Pada Perang 10 November di Surabaya, Bung Tomo juga mendapatkan Inspirasi dan dukungan penuh dari tokoh-tokoh NU, karena sebelumnya tepatnya pada tanggal 21-22 Oktober, Kyai dan Ulama Se jawa dan Madura Bekumpul di bubutan Surabaya yang menghasilkan fatwa Jihad, dari resolusi jihad yang ditanda tangani Kyai hasyim ini muncullah patriot-patriot yang berasal dari santri yang tergabung dalam lascar-laskar pembela kemerdekaan diantaranya Laskar Hizbullah pimpinan kyai Zainul Arifin,Laskar Sabilillah pimpinan kyai maskur , dan lascar Condromowo Kyai munasir Ali (mojokerto). Dari Markas besar Oelama yang terletak di daerah Waru Sidoarjo para ulama melakukan konsolidasi dan menyaipkan logistic perang, Hasilnya pada tanggal 10 November belanda dan sekutunya tidak mampu menguasai tanah air khusunya Surabaya, meskipun para ulama dan tokoh pesantren yang menjadi inspirasi semangat dan gigihnya perjuangan pada 10 november tidak tertuliskan dalam sejarah, namun jiwa nasionalisme yang mereka miliki telah membuktikan bahwa NU dan bangsa Indonesia mempunyai pengalaman sejarah yang nyata, resolusi jihad yang dikeluarakan oleh NU adalah fatwa jihad pertama yang berlaku pada Negara yang tidak berasaskan Islam. Selanjutnya peran para tokoh NU juga bisa kita lihat pada penumpasan Gerakan 30 SPKI, dan juga pembelaan terhadap tanah air melalui gerakan-gerakan fisik dan pemikiran.
Pesantren dan karya ulama
Pondok pesantren panji buduran sidoarjo didirikan tahun 1850, dipesantren ini para ulama NU menggali ilmu, diantranya Kyai HasyimAsyari, Kyai Bisri Samsuri, Kyai Umar (jember), Kyai Samsul arifin (asembagus), Syaikhona Kholil (Bangkalan,Madura).

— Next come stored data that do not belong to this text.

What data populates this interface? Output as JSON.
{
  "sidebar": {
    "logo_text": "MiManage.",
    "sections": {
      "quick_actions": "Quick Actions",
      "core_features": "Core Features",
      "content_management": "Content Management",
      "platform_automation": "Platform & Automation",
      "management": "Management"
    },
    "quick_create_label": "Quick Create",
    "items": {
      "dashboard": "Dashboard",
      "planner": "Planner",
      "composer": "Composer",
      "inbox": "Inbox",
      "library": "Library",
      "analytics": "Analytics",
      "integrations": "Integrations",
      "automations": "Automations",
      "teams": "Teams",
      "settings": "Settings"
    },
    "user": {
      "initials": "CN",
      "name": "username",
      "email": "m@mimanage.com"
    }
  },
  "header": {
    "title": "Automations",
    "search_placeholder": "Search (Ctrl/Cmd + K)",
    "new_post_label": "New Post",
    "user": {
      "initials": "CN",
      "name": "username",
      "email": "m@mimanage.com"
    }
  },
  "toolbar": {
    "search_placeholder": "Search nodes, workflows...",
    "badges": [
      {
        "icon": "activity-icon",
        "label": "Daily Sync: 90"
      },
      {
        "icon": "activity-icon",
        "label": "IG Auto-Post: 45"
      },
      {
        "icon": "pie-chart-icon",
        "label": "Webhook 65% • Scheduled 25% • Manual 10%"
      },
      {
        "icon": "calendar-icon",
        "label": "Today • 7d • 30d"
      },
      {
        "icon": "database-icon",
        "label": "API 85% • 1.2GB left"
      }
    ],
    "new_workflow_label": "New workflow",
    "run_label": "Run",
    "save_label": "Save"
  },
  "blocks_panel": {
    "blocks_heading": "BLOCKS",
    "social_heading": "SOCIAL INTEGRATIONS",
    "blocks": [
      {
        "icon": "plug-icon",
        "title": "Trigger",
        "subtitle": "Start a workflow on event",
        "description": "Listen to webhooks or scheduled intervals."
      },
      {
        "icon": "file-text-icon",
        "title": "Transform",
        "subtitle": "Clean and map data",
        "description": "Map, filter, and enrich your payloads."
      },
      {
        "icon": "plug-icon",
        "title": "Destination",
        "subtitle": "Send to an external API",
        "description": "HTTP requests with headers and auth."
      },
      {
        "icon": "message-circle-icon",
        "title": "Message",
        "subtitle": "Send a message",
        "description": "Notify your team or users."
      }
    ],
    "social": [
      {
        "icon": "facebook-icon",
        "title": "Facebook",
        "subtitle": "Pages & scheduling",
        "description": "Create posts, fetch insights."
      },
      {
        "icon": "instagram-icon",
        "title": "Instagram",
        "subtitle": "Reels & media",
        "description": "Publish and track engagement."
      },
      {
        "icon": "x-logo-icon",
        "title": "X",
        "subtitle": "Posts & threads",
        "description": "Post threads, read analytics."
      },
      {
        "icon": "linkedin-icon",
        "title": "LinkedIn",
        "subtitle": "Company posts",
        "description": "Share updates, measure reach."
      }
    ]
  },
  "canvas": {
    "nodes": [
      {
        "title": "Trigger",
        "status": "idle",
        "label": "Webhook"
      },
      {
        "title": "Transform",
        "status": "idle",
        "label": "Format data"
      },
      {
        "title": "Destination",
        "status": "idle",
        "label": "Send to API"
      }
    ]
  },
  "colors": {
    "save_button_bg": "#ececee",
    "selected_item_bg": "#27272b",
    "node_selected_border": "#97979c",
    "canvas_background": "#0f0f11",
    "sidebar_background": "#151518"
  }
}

Syaikhona Kholil yang merupakan guru dari bebrapa Ulama khususnya dijawa telah mengantarkan para ulama meneruskan silsilah keilmuan yang dikembangkan lewat pesantren-pesantren, beberapa kitab-kitab yang menjadi literatur pesantren adalah kitab yang berskala international, hingga tak jarang banyak alumni pesantren yang meneruskan pendidikan ditimur tengah dapat beradaptasi dengan cepat, selain itu karya-karya ulama juga banyak yang menjadi literatur dan dikenal dinegara lain diantaranya : Kitab Sirajut Tholibin Syarah Minhajul abidin (al-Ghozali) Yang dikarang oleh kyai Ihsan Jampes (kediri) menjadi litertur diperguruan tinggi Al-Azhar Mesir , Syek Nawawi yang berkarya dalam Tafsir An-nur, Kyai Mahfudz (Tremas) yang kitabnnya tentang Mustolah Hadis juga menjadi literature Di Al-azhar Mesir,
Itulah sejarah singkat Nahdlatul Ulama yang mengalami sejarah panjang bersama bangsa Indonesia.